Question

16 g of an ideal gas SOx occupied same volume as 20g SO3 at STP. how many atoms of oxygen are contained in given amount of SOx?

Answer 1

Answer: Two atoms of oxygen are contained in given amount of $SO_2$

Explanation:

Given that at STP, 16 g of$SO_x$ gas occupies same volume occupied by 20 gram of $SO_3$ gas at STP.

1) For $SO_3$ gas

Volume occupied by the 20 grams of $SO_3$ gas.

Number of moles of $SO_3$ gas $=\frac{20g}{80g/mol}=0.25mol$

Pressure at STP,P = 1 atm

Temperature at STP ,T= 273 Kelvins

R = universal gas constant = 0.0821 atm L/mol Kelvin

PV=nRT(ideal gas equation)

On substituting the values, we get volume ,V :

$V=\frac{nRT}{P}=\frac{0.25\times 0.0821 atm L/mol Kelvin\times 273 Kelvin}{1atm}=5.60 L$

2) For $SO_x$ gas

Given that at STP, same volume of 5.60 L will be occupied by the 20 grams of $SO_x$ gas.(Value of P and T will remain same at STP)

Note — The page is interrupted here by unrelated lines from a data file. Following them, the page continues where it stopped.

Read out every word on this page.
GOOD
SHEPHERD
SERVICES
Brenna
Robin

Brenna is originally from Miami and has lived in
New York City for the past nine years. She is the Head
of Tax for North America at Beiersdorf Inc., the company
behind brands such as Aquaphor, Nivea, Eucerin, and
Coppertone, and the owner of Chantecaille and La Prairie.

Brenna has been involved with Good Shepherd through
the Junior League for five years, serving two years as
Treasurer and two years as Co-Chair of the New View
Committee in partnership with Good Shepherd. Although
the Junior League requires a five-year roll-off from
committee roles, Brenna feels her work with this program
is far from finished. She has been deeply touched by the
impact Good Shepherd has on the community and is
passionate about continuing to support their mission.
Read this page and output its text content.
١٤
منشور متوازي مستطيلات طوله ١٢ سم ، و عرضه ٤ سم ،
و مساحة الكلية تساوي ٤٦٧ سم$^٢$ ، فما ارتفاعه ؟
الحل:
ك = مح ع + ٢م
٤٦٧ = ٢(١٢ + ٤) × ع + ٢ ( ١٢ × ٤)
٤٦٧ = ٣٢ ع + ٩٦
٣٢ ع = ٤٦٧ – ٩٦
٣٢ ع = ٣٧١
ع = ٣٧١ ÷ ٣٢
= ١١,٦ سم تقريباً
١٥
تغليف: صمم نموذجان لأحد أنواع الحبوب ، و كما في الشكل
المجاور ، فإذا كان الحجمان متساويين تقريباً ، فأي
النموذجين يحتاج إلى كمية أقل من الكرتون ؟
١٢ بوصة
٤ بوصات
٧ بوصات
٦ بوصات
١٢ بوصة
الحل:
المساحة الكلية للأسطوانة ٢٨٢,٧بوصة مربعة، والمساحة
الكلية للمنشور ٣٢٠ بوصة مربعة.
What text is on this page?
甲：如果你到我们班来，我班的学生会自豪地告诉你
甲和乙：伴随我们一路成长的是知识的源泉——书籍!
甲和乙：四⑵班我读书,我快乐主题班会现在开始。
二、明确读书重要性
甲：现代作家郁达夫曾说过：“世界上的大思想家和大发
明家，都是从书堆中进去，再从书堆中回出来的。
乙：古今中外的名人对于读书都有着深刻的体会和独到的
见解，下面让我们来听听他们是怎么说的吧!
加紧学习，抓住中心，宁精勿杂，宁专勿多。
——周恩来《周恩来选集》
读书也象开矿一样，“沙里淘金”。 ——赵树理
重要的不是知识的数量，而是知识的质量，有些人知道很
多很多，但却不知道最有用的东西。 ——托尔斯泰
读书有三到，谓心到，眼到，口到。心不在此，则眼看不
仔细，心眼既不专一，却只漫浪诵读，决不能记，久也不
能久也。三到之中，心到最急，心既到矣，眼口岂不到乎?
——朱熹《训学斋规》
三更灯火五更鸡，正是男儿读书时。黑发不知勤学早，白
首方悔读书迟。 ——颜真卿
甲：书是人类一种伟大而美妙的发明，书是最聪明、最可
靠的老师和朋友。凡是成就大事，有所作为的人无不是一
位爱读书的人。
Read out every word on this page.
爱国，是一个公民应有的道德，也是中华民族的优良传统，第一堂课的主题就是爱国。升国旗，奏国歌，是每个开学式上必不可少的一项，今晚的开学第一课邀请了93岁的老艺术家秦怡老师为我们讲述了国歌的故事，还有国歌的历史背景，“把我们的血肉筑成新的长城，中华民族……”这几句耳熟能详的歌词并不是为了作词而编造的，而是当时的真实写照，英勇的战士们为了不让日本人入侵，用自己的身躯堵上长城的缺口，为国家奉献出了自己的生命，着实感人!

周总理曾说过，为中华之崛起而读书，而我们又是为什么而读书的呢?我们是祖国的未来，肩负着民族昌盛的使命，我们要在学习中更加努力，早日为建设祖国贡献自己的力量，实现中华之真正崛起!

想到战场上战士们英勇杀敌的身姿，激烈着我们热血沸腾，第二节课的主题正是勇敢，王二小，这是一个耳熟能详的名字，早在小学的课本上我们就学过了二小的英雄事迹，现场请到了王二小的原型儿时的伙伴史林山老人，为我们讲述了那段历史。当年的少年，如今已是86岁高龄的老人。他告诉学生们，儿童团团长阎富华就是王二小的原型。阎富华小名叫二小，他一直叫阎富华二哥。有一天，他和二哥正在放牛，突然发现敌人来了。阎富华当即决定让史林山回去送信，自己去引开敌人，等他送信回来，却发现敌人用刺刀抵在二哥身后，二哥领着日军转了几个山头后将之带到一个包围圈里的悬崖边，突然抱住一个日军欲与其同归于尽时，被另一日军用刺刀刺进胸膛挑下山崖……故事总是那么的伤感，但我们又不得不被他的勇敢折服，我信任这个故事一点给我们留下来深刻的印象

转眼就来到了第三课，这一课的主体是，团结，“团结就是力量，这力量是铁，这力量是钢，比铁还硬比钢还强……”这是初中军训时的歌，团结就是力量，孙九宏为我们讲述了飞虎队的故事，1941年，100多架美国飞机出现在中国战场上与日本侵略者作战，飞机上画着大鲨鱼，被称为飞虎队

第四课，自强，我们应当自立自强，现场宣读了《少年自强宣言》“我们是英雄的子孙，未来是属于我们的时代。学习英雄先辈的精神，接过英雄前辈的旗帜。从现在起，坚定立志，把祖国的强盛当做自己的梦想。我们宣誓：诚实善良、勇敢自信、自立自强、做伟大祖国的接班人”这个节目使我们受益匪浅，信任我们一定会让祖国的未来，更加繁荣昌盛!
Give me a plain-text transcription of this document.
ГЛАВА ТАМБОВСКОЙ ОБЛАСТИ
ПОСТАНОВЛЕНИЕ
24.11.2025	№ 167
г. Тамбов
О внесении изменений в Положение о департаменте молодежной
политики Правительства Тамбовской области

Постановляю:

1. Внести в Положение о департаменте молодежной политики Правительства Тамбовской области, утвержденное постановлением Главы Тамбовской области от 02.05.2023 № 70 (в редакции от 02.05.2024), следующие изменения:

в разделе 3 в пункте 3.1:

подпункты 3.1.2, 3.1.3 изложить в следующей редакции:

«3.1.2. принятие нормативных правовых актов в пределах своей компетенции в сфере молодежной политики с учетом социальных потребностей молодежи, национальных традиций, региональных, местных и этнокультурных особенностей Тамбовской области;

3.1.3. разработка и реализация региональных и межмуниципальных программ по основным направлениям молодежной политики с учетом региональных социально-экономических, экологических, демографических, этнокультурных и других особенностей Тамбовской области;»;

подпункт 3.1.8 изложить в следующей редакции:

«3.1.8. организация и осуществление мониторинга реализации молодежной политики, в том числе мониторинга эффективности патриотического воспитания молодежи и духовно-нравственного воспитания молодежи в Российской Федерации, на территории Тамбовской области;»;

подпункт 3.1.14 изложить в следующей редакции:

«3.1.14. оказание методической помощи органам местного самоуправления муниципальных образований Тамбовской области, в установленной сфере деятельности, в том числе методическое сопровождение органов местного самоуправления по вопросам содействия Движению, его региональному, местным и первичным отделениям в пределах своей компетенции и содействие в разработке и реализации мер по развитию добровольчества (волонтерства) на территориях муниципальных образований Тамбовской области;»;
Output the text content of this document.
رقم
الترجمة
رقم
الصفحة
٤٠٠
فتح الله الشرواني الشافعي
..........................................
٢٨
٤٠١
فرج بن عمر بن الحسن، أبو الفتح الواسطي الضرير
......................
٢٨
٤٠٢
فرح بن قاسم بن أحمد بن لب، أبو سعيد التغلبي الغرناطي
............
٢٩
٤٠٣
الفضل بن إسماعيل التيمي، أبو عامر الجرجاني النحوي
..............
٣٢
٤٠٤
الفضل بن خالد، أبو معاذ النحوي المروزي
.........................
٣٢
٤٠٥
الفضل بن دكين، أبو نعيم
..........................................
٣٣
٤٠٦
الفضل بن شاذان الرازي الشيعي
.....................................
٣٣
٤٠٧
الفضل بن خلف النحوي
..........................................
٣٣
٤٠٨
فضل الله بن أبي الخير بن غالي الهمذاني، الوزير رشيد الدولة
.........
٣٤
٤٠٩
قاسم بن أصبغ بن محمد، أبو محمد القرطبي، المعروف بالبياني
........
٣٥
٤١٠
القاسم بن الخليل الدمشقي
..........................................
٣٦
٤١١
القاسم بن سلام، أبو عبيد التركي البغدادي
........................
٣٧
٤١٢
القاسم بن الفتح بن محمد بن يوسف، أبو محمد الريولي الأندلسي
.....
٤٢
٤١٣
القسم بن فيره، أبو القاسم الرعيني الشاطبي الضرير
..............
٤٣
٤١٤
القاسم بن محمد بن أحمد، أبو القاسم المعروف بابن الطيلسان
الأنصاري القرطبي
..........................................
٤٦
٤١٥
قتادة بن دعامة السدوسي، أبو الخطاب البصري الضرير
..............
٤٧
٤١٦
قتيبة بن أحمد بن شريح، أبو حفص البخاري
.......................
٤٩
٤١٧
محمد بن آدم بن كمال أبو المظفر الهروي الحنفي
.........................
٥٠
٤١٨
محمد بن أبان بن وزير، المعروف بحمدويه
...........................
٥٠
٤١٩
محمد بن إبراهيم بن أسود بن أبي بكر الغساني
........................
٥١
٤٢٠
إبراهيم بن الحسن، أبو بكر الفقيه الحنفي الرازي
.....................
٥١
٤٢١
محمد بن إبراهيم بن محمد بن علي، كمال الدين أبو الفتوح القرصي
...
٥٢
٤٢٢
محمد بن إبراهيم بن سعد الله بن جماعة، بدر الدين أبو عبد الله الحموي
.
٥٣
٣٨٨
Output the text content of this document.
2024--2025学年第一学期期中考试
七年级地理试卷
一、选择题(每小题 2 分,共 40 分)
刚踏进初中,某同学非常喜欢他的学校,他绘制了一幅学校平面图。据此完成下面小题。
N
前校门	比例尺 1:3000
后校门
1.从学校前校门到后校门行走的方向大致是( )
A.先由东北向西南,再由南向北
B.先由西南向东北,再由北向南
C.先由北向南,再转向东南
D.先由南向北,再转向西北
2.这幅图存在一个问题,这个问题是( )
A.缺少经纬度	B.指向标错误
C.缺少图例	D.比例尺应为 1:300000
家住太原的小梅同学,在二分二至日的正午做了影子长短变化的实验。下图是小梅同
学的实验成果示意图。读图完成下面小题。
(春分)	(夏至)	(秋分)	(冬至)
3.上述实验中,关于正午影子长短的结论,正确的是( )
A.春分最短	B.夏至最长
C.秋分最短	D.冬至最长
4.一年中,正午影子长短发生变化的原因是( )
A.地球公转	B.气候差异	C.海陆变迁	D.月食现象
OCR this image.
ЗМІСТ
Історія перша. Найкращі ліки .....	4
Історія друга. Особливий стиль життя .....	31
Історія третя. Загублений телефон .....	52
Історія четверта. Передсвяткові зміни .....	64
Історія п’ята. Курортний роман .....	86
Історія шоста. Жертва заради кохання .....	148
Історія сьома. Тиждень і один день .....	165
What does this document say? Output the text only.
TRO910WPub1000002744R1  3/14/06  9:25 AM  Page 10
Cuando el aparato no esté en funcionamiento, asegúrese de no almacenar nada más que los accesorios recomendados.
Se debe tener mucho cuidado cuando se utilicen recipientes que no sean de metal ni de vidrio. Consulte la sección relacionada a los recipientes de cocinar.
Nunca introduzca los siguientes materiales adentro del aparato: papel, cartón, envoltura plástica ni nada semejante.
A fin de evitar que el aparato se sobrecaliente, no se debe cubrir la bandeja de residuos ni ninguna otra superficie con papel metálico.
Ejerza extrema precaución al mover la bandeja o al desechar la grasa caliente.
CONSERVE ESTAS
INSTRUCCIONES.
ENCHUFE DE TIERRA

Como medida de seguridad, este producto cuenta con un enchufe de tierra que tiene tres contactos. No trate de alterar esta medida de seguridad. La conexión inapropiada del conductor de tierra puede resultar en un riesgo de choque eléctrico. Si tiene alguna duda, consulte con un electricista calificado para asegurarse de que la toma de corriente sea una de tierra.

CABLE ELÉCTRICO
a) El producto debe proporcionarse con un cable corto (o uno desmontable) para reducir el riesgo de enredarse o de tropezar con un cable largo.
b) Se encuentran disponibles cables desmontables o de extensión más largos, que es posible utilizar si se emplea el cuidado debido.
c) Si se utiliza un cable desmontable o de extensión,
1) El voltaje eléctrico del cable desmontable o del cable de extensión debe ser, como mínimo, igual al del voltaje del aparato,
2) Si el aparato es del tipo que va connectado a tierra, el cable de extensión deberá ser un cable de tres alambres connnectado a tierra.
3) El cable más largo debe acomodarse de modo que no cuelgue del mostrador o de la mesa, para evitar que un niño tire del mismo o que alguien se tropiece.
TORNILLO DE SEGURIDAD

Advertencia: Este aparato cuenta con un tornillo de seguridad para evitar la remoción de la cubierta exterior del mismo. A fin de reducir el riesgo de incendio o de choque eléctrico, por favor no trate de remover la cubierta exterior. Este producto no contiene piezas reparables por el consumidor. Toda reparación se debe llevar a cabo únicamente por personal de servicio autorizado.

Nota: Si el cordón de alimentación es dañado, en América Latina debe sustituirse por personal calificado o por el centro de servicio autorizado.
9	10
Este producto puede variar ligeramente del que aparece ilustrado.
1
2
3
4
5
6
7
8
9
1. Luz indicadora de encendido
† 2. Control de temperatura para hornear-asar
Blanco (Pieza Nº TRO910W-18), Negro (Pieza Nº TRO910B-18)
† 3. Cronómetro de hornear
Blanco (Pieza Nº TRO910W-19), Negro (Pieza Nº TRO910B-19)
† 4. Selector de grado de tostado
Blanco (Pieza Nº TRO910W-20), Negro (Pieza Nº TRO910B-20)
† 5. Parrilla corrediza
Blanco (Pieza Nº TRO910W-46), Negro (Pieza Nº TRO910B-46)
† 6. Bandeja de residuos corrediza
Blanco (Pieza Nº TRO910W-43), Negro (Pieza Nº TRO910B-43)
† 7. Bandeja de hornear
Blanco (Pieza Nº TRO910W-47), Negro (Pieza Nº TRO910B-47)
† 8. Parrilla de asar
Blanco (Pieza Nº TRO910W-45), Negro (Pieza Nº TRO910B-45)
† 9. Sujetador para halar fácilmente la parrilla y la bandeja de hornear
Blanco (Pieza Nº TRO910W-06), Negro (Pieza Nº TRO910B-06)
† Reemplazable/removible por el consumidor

$PV=\frac{\text{Gives mass of gas} SO_x}{\text{molecular mass of gas}SO_x}RT$

$\text{molecular mass of gas} SO_x}=\frac{16g\times 0.0821atm L/mol Kelvin\times 273 Kelvins}{1 atm\times 5.60 L}=64.03 gram/mol$

Molecular mass $SO_x=64.03g/mol$

(molar mass of sulfur)+ x(molar mass of oxygen) = 32 +x(16) = 64.03g/mol

x = 2.00

Two atoms of oxygen are contained in given amount of $SO_2$.